Premier pays producteur de fourrures de ce petit mammifère, le Danemark a constaté les premiers cas de Covid-19 dans son cheptel de visons en juin. Trois mois plus tard, l’Institut de sérologie d’État tirait la sonnette d’alarme : plusieurs mutations du virus, transmissibles à l’humain, sont apparues. Début novembre, les chercheurs découvrent que l’un des variants pourrait résister à un éventuel vaccin contre le SARS-CoV-2.

PAR A.M.

La première ministre sociale-démocrate, Mette Frederiksen a demandé l’éradication du cheptel le 4 novembre et l’abattage de la totalité des 17 millions de visons danois. Dans les jours qui suivent, les visons sont gazés à la chaîne, y compris dans les fermes saines.

Le 8 novembre, les médias danois affirment que le gouvernement ne dispose pas des bases légales pour imposer l’abattage des animaux non contaminés. Le ministre de l’agriculture, Mogens Jensen, écrit sur le champ aux éleveurs : l’abattage des animaux en bonne santé n’est plus obligatoire mais recommandé.

Le mal est fait : début octobre, six ministères auraient été avertis que la législation n’autorisait pas l’abattage des animaux en bonne santé. Le ministre de l’agriculture, n’en a pas été informé. Il démissionne le 18 novembre mais cela ne suffit pas à éteindre l’incendie.
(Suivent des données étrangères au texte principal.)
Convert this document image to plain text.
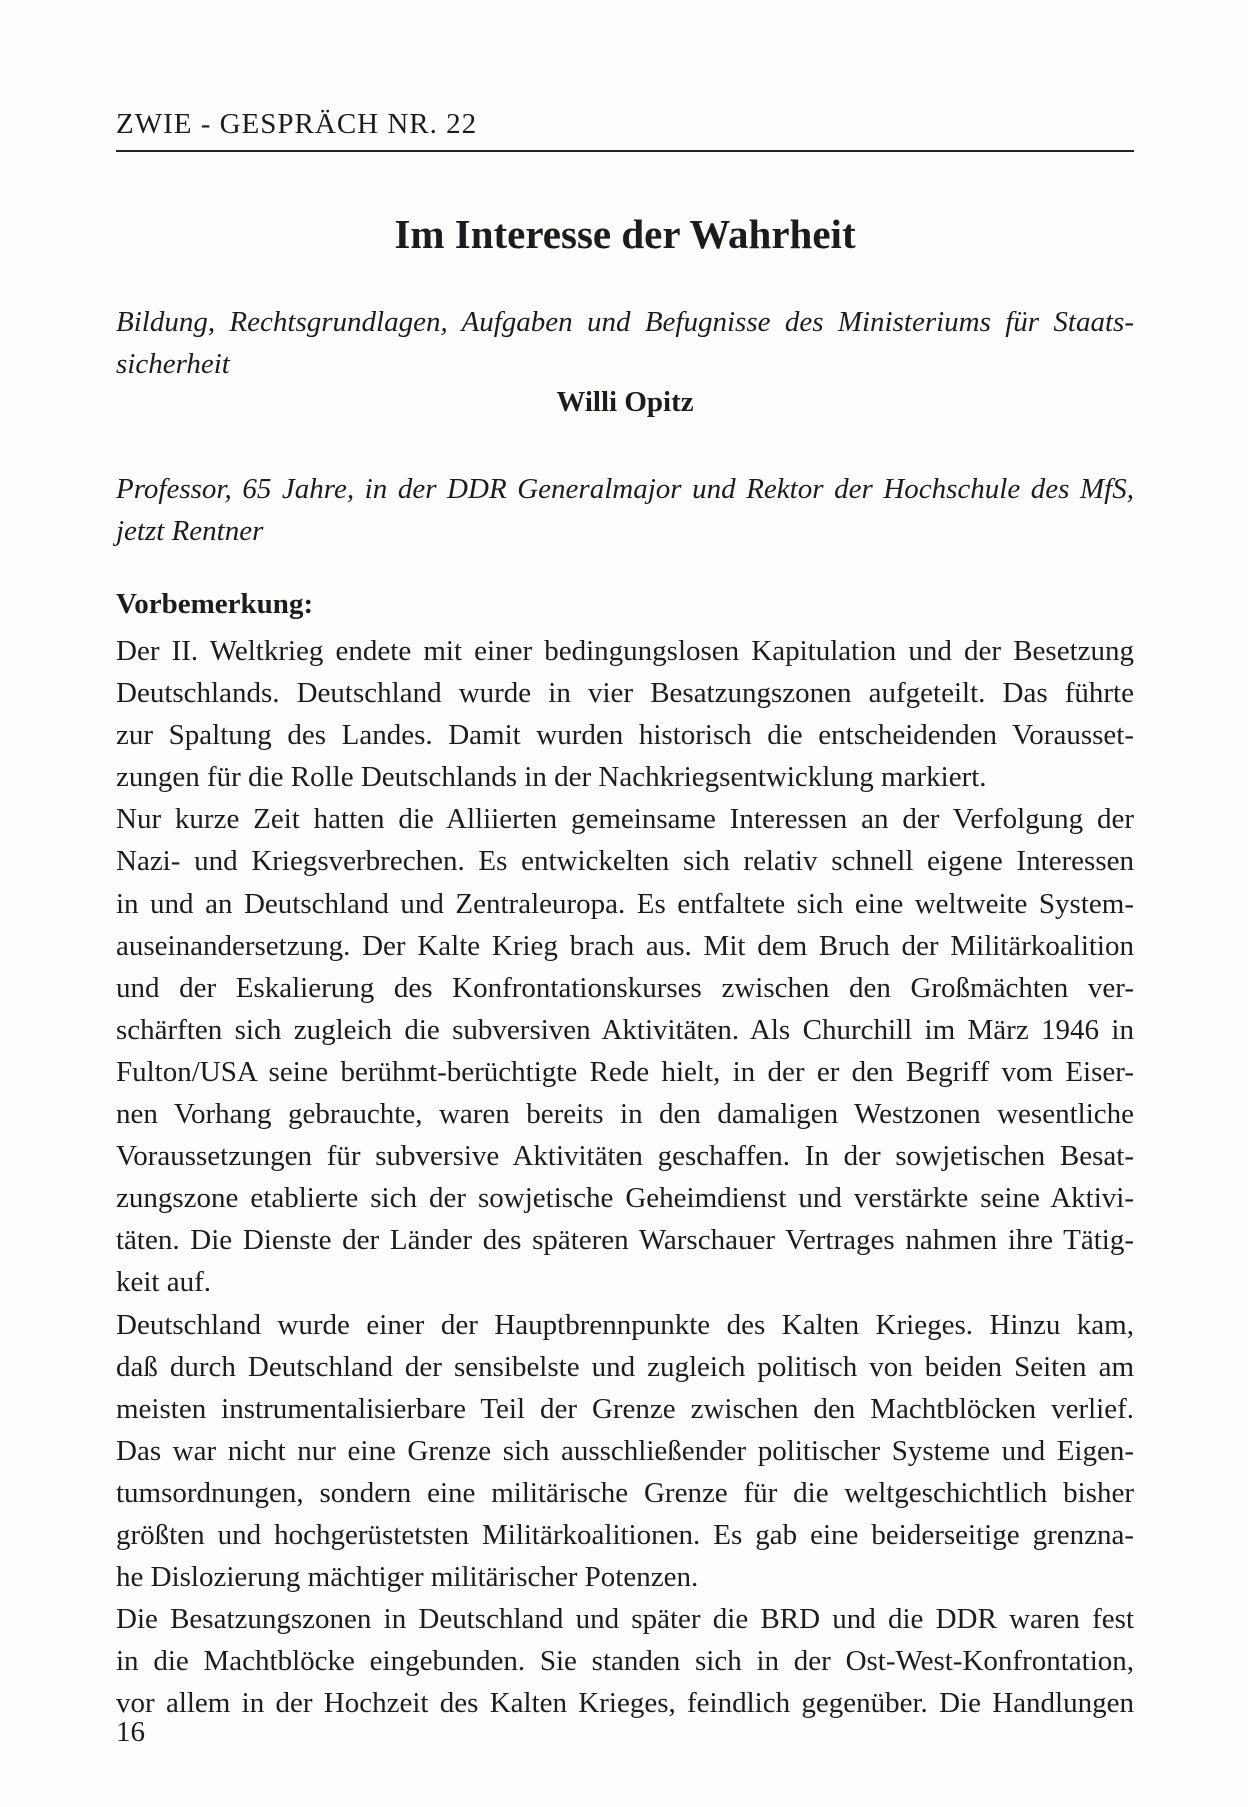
ZWIE - GESPRÄCH NR. 22
Im Interesse der Wahrheit
Bildung, Rechtsgrundlagen, Aufgaben und Befugnisse des Ministeriums für Staats-
sicherheit
Willi Opitz
Professor, 65 Jahre, in der DDR Generalmajor und Rektor der Hochschule des MfS,
jetzt Rentner
Vorbemerkung:
Der II. Weltkrieg endete mit einer bedingungslosen Kapitulation und der Besetzung
Deutschlands. Deutschland wurde in vier Besatzungszonen aufgeteilt. Das führte
zur Spaltung des Landes. Damit wurden historisch die entscheidenden Vorausset-
zungen für die Rolle Deutschlands in der Nachkriegsentwicklung markiert.
Nur kurze Zeit hatten die Alliierten gemeinsame Interessen an der Verfolgung der
Nazi- und Kriegsverbrechen. Es entwickelten sich relativ schnell eigene Interessen
in und an Deutschland und Zentraleuropa. Es entfaltete sich eine weltweite System-
auseinandersetzung. Der Kalte Krieg brach aus. Mit dem Bruch der Militärkoalition
und der Eskalierung des Konfrontationskurses zwischen den Großmächten ver-
schärften sich zugleich die subversiven Aktivitäten. Als Churchill im März 1946 in
Fulton/USA seine berühmt-berüchtigte Rede hielt, in der er den Begriff vom Eiser-
nen Vorhang gebrauchte, waren bereits in den damaligen Westzonen wesentliche
Voraussetzungen für subversive Aktivitäten geschaffen. In der sowjetischen Besat-
zungszone etablierte sich der sowjetische Geheimdienst und verstärkte seine Aktivi-
täten. Die Dienste der Länder des späteren Warschauer Vertrages nahmen ihre Tätig-
keit auf.
Deutschland wurde einer der Hauptbrennpunkte des Kalten Krieges. Hinzu kam,
daß durch Deutschland der sensibelste und zugleich politisch von beiden Seiten am
meisten instrumentalisierbare Teil der Grenze zwischen den Machtblöcken verlief.
Das war nicht nur eine Grenze sich ausschließender politischer Systeme und Eigen-
tumsordnungen, sondern eine militärische Grenze für die weltgeschichtlich bisher
größten und hochgerüstetsten Militärkoalitionen. Es gab eine beiderseitige grenzna-
he Dislozierung mächtiger militärischer Potenzen.
Die Besatzungszonen in Deutschland und später die BRD und die DDR waren fest
in die Machtblöcke eingebunden. Sie standen sich in der Ost-West-Konfrontation,
vor allem in der Hochzeit des Kalten Krieges, feindlich gegenüber. Die Handlungen
16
Le 21 novembre, des centaines d’agriculteurs en colère ont défilé en tracteur dans le centre de la capitale danoise. Le gouvernement social-démocrate, minoritaire, est sur la sellette. Son exercice du pouvoir, jugé trop autoritaire, divise à présent la classe politique.

L’éradication des visons se poursuit, à charge pour l’État de débourser près de 3 milliards d’euros aux éleveurs en compensation.